Mechanical tension and movement in the chick blastoderm as studied by real-time image analysis.

The mechanical activity of embryonic cells was studied in vitro in whole gastrulating chick blastoderms by means of video-image analysis. Displacements of identified points were recorded and interpreted in terms of deformation and active movement. From the deformations of the vitelline membrane to which blastoderms attach by the edge cells, it was deduced that the blastoderms developed and maintained a tension of 1-1.2 X 10(4) dyn/cm2. This tension was generated by a radial contraction of cells situated in the area opaca. This contraction stretched the area pellucida where the embryogenesis took place. Additional experimentally induced distension of the vitelline membrane affected the migration of the edge cells and the formation of the primitive streak.
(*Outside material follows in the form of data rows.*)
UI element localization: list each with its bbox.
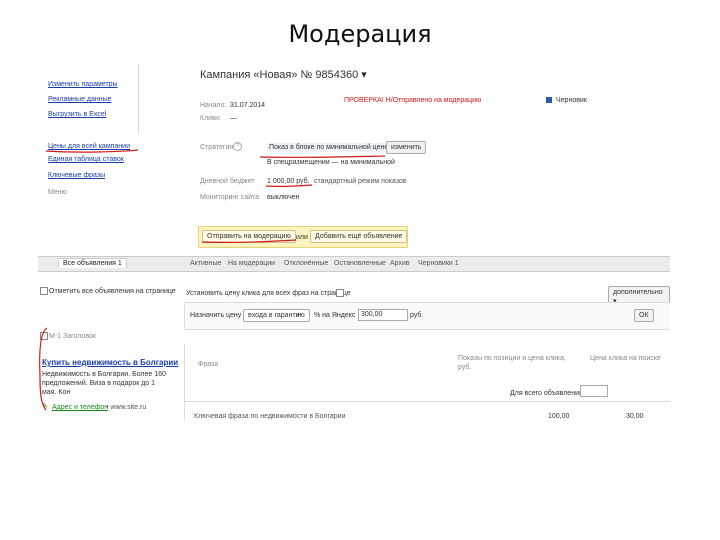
ad-checkbox[interactable] xyxy=(40,332,48,340)
assign-plus: + xyxy=(296,312,301,319)
screenshot-area: Изменить параметры Рекламные данные Выгр… xyxy=(38,64,670,420)
or-label: или xyxy=(296,234,308,241)
col-right: Цена клика на поиске xyxy=(590,355,661,362)
ad-url-label[interactable]: Адрес и телефон xyxy=(52,403,108,412)
col-phrase: Фраза xyxy=(198,361,219,368)
sidebar-link-bids-table[interactable]: Единая таблица ставок xyxy=(48,155,124,164)
ok-button[interactable]: ОК xyxy=(634,309,654,322)
campaign-status: ПРОВЕРКА! Н/Отправлено на модерацию xyxy=(344,97,482,104)
sidebar-link-keywords[interactable]: Ключевые фразы xyxy=(48,171,105,180)
campaign-heading: Кампания «Новая» № 9854360 ▾ xyxy=(200,69,367,81)
tab-drafts[interactable]: Черновики 1 xyxy=(418,260,459,267)
ad-url: • www.site.ru xyxy=(106,404,147,411)
ad-body: Недвижимость в Болгарии. Более 160 предл… xyxy=(42,371,166,396)
ad-label: М-1 Заголовок xyxy=(49,333,96,340)
budget-note: стандартный режим показов xyxy=(314,178,407,185)
draft-label: Черновик xyxy=(556,97,587,104)
add-ad-button[interactable]: Добавить ещё объявление xyxy=(310,230,408,243)
send-to-moderation-button[interactable]: Отправить на модерацию xyxy=(202,230,296,243)
sidebar-divider xyxy=(138,64,139,134)
table-row-divider xyxy=(184,401,670,402)
table-row-val1: 100,00 xyxy=(548,413,570,420)
strategy-value: Показ в блоке по минимальной цене xyxy=(267,143,391,152)
table-row-val2: 30,00 xyxy=(626,413,644,420)
start-label: Начало: xyxy=(200,102,227,109)
pencil-icon[interactable]: ✎ xyxy=(42,402,48,410)
assign-unit: руб. xyxy=(410,312,424,319)
strategy-sub: В спецразмещении — на минимальной xyxy=(267,159,395,166)
clicks-value: — xyxy=(230,115,237,122)
table-left-border xyxy=(184,344,185,420)
slide-title: Модерация xyxy=(288,20,432,48)
set-price-checkbox[interactable] xyxy=(336,289,344,297)
tab-all-ads[interactable]: Все объявления 1 xyxy=(58,258,127,268)
for-all-label: Для всего объявления: xyxy=(510,390,585,397)
sidebar-link-campaign-prices[interactable]: Цены для всей кампании xyxy=(48,142,130,151)
budget-label: Дневной бюджет xyxy=(200,178,255,185)
help-icon[interactable]: ? xyxy=(233,142,242,151)
clicks-label: Клики: xyxy=(200,115,221,122)
set-price-label: Установить цену клика для всех фраз на с… xyxy=(186,290,351,297)
select-all-checkbox[interactable] xyxy=(40,287,48,295)
start-value: 31.07.2014 xyxy=(230,102,266,109)
table-row-phrase: Ключевая фраза по недвижимости в Болгари… xyxy=(194,413,346,420)
assign-value-input[interactable]: 300,00 xyxy=(358,309,408,321)
for-all-input[interactable] xyxy=(580,385,608,397)
tab-active[interactable]: Активные xyxy=(190,260,221,267)
strategy-label: Стратегия xyxy=(200,144,234,151)
sidebar-menu-label: Меню xyxy=(48,189,67,196)
sidebar-link-excel[interactable]: Выгрузить в Excel xyxy=(48,110,106,119)
col-price: Показы по позиции и цена клика, руб. xyxy=(458,355,566,371)
sidebar-link-ad-data[interactable]: Рекламные данные xyxy=(48,95,112,104)
budget-value: 1 000,00 руб. xyxy=(267,178,310,185)
strategy-change-button[interactable]: изменить xyxy=(386,141,427,154)
tab-moderation[interactable]: На модерации xyxy=(228,260,275,267)
monitoring-value: выключен xyxy=(267,194,300,201)
tab-archive[interactable]: Архив xyxy=(390,260,410,267)
sidebar-link-params[interactable]: Изменить параметры xyxy=(48,80,118,89)
tab-rejected[interactable]: Отклонённые xyxy=(284,260,328,267)
tab-stopped[interactable]: Остановленные xyxy=(334,260,386,267)
draft-icon xyxy=(546,97,552,103)
ad-title[interactable]: Купить недвижимость в Болгарии xyxy=(42,358,178,367)
monitoring-label: Мониторинг сайта xyxy=(200,194,260,201)
select-all-label: Отметить все объявления на странице xyxy=(49,288,176,295)
assign-label: Назначить цену xyxy=(190,312,242,319)
assign-percent: % на Яндекс xyxy=(314,312,356,319)
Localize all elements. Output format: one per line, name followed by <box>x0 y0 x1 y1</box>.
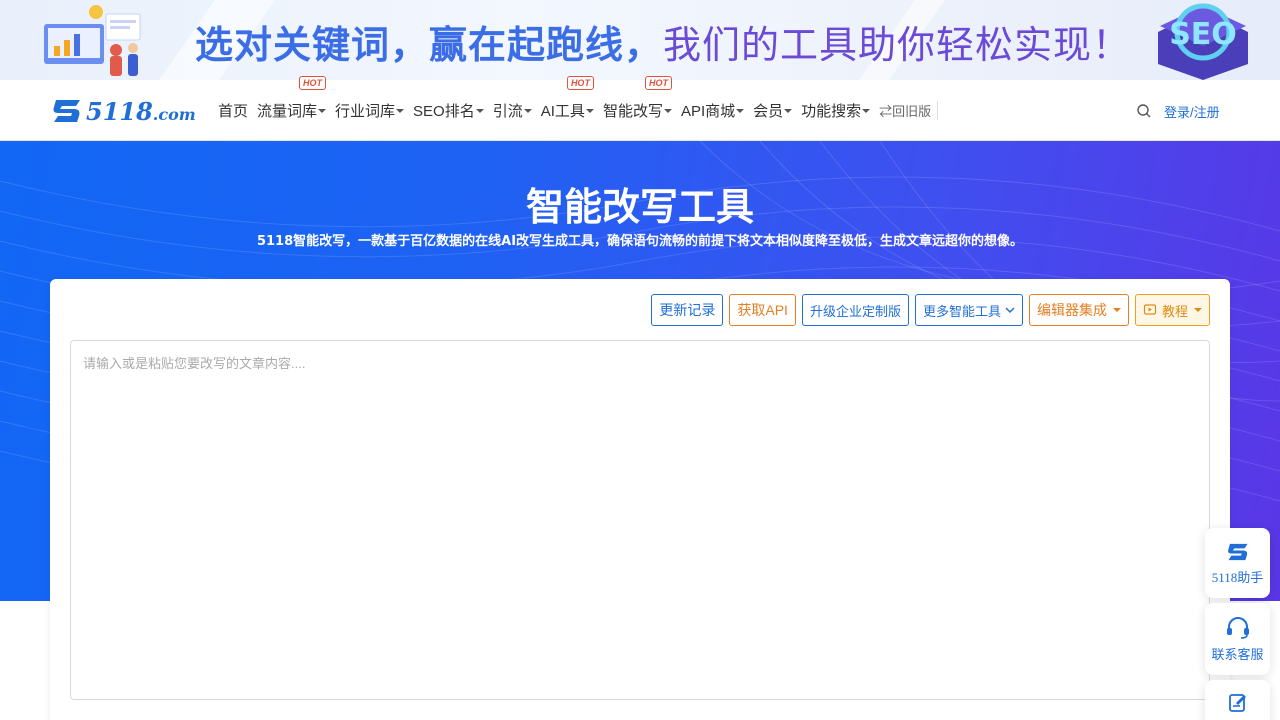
banner-slogan-secondary: 我们的工具助你轻松实现！ <box>663 23 1132 67</box>
assistant-logo-icon <box>1227 543 1248 560</box>
editor-integration-button[interactable]: 编辑器集成 <box>1028 294 1129 326</box>
more-tools-label: 更多智能工具 <box>922 303 1001 319</box>
login-register-link[interactable]: 登录/注册 <box>1164 102 1220 121</box>
nav-item-label: 智能改写 <box>602 103 663 120</box>
old-version-link[interactable]: ⇄回旧版 <box>879 101 939 120</box>
caret-down-icon <box>862 108 871 113</box>
caret-down-icon <box>784 108 793 113</box>
logo-number: 5118 <box>86 96 153 126</box>
card-toolbar: 更新记录 获取API 升级企业定制版 更多智能工具 编辑器集成 教程 <box>651 294 1210 326</box>
hot-badge: HOT <box>566 76 594 90</box>
edit-note-icon <box>1228 694 1246 712</box>
article-input[interactable] <box>70 340 1210 700</box>
logo-domain: .com <box>152 104 196 124</box>
nav-item-seo-ranking[interactable]: SEO排名 <box>413 100 484 121</box>
assistant-label: 5118助手 <box>1211 569 1264 585</box>
seo-badge-text: SEO <box>1169 17 1237 52</box>
caret-down-icon <box>318 108 327 113</box>
nav-item-label: 功能搜索 <box>801 103 862 120</box>
enterprise-upgrade-button[interactable]: 升级企业定制版 <box>801 294 909 326</box>
feedback-widget[interactable] <box>1205 680 1270 720</box>
banner-slogan-primary: 选对关键词，赢在起跑线， <box>195 23 664 67</box>
nav-item-home[interactable]: 首页 <box>218 100 248 121</box>
nav-item-label: 引流 <box>492 103 523 120</box>
hot-badge: HOT <box>299 76 327 90</box>
editor-integration-label: 编辑器集成 <box>1036 302 1107 318</box>
assistant-widget[interactable]: 5118助手 <box>1205 528 1270 598</box>
nav-item-label: 流量词库 <box>257 103 318 120</box>
get-api-button[interactable]: 获取API <box>729 294 796 326</box>
caret-down-icon <box>736 108 745 113</box>
headset-icon <box>1226 616 1249 639</box>
more-tools-button[interactable]: 更多智能工具 <box>914 294 1023 326</box>
nav-item-api-store[interactable]: API商城 <box>680 100 745 121</box>
page-subtitle: 5118智能改写，一款基于百亿数据的在线AI改写生成工具，确保语句流畅的前提下将… <box>256 234 1024 249</box>
seo-badge-icon: SEO <box>1158 3 1248 80</box>
caret-down-icon <box>1194 308 1202 312</box>
nav-item-traffic-keywords[interactable]: HOT 流量词库 <box>257 76 327 121</box>
nav-item-membership[interactable]: 会员 <box>753 100 793 121</box>
rewrite-card: 更新记录 获取API 升级企业定制版 更多智能工具 编辑器集成 教程 <box>50 279 1230 720</box>
nav-item-feature-search[interactable]: 功能搜索 <box>801 100 871 121</box>
nav-item-industry-keywords[interactable]: 行业词库 <box>335 100 405 121</box>
main-navbar: 5118.com 首页 HOT 流量词库 行业词库 SEO排名 引流 HOT AI工… <box>0 76 1280 141</box>
caret-down-icon <box>663 108 672 113</box>
caret-down-icon <box>475 108 484 113</box>
caret-down-icon <box>396 108 405 113</box>
nav-item-label: AI工具 <box>540 103 585 120</box>
nav-item-label: SEO排名 <box>413 103 475 120</box>
search-icon[interactable] <box>1136 103 1152 119</box>
customer-service-label: 联系客服 <box>1211 646 1264 662</box>
tutorial-button[interactable]: 教程 <box>1134 294 1210 326</box>
caret-down-icon <box>1112 308 1121 312</box>
tutorial-icon <box>1143 304 1157 315</box>
nav-item-label: 首页 <box>218 103 249 120</box>
nav-item-label: API商城 <box>680 103 736 120</box>
logo-mark-icon <box>53 100 80 122</box>
site-logo[interactable]: 5118.com <box>50 96 196 126</box>
banner-slogan: 选对关键词，赢在起跑线，我们的工具助你轻松实现！ <box>195 14 1131 69</box>
banner-illustration-icon <box>44 5 141 76</box>
caret-down-icon <box>585 108 594 113</box>
nav-item-traffic-drive[interactable]: 引流 <box>493 100 532 121</box>
chevron-down-icon <box>1005 307 1015 314</box>
logo-text: 5118.com <box>86 97 196 126</box>
tutorial-label: 教程 <box>1161 303 1188 319</box>
nav-item-label: 会员 <box>753 103 784 120</box>
customer-service-widget[interactable]: 联系客服 <box>1205 603 1270 675</box>
nav-item-ai-tools[interactable]: HOT AI工具 <box>540 76 594 121</box>
hot-badge: HOT <box>644 76 672 90</box>
page-title: 智能改写工具 <box>525 185 754 229</box>
nav-menu: 首页 HOT 流量词库 行业词库 SEO排名 引流 HOT AI工具 HOT 智能改写… <box>218 76 939 141</box>
caret-down-icon <box>523 108 532 113</box>
top-banner[interactable]: 选对关键词，赢在起跑线，我们的工具助你轻松实现！ SEO <box>0 0 1280 80</box>
nav-item-label: 行业词库 <box>335 103 396 120</box>
nav-item-smart-rewrite[interactable]: HOT 智能改写 <box>602 76 672 121</box>
changelog-button[interactable]: 更新记录 <box>651 294 724 326</box>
Decrease in temperature, anoxia, colchicine, and cytochalasin B relaxed the tension in the membrane but resulted in different deformation patterns in the blastoderm. A focalized electrical stimulation led to local contractions of cells in all regions of the blastoderm except the edge cells. The tension within the contracted cells increased up to 4 X 10(4) dyn/cm2. In the area pellucida, movements of migrating mesoblastic cells showed periodic saccades lasting about 5 min. Repetitive electrical stimuli applied at the same period induced ectopic migration of cells in the area pellucida but not in the area opaca. These results are discussed with respect to factors possibly modulating the activity of embryonic cells during early morphogenesis.